In 2012 a collaborative effort headed by the teams of Carlos Caldas in Cambridge, UK and Samuel Aparicio, Canada, produced a pivotal study aimed at defining the mutational landscape of breast cancer. They gathered a collection of over 2000 breast cancer samples (METABRIC) associated with long-term clinical follow-up. They delineated an array of inherited and somatically acquired genetic variants and associated them to gene expression. This led to the identification of putative cancer-driving events and improved stratification of breast cancer patients. The study elicited huge attention and was tackled as herculean effort by fellow researchers. Cristina Curtis and her colleagues deposited the data in the EGA archive (EGAS00000000083). What they probably could not foresee is that their data would be reused more than 100 times, becoming one of the most downloaded datasets at EGA.

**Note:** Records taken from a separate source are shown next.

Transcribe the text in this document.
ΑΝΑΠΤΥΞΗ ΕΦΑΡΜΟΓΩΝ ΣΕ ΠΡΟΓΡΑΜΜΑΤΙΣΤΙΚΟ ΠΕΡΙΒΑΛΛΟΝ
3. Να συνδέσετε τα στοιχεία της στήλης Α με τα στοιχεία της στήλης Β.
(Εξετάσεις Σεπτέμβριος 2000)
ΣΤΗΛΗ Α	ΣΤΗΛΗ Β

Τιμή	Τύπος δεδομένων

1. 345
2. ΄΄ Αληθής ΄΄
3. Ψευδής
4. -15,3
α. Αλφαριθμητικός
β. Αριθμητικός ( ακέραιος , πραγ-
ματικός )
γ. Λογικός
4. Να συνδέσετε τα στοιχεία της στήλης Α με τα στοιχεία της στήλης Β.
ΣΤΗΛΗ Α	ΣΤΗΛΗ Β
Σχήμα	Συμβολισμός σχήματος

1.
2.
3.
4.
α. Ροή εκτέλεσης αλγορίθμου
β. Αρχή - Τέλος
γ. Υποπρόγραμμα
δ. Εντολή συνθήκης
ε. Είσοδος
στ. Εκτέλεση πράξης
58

In 2015, Frederik S. Varn and colleagues accessed the above-mentioned data from the New Hampshire, USA, to correlate it to transcriptional programs of hematopoietic cells infiltrated in breast tumours and found that those can influence patients' prognosis. Their findings, published in Nature Communications, improved the understanding of the interplay between immune system and cancer.
Again, in 2017 the dataset was downloaded by an Italian/Polish collaboration and used to corroborate their mechanistic study that demonstrate how a long non-coding RNA (lncRNA) is aberrantly localized into the chromatin, where it modulates oncogenic isoforms expression, thus contributing to breast cancer.
To date, the METABRIC dataset has been reused to contribute to 147 publications. Its impact on breast cancer research is incalculable, and it even spread beyond that, with recent contributions to the understanding of pan-cancer mechanisms and features. Some of the publications are translating into improvements in diagnosis and treatment of different types of breast cancer.
This is just an example of how data upcycling can amplify the potential of any dataset, well past the scope of its creation, the imagination of its owners and any geographical border. At EGA, we are proud to empower such fruitful worldwide cycles of knowledge, providing a platform that enables safe sharing of sensitive genetic data.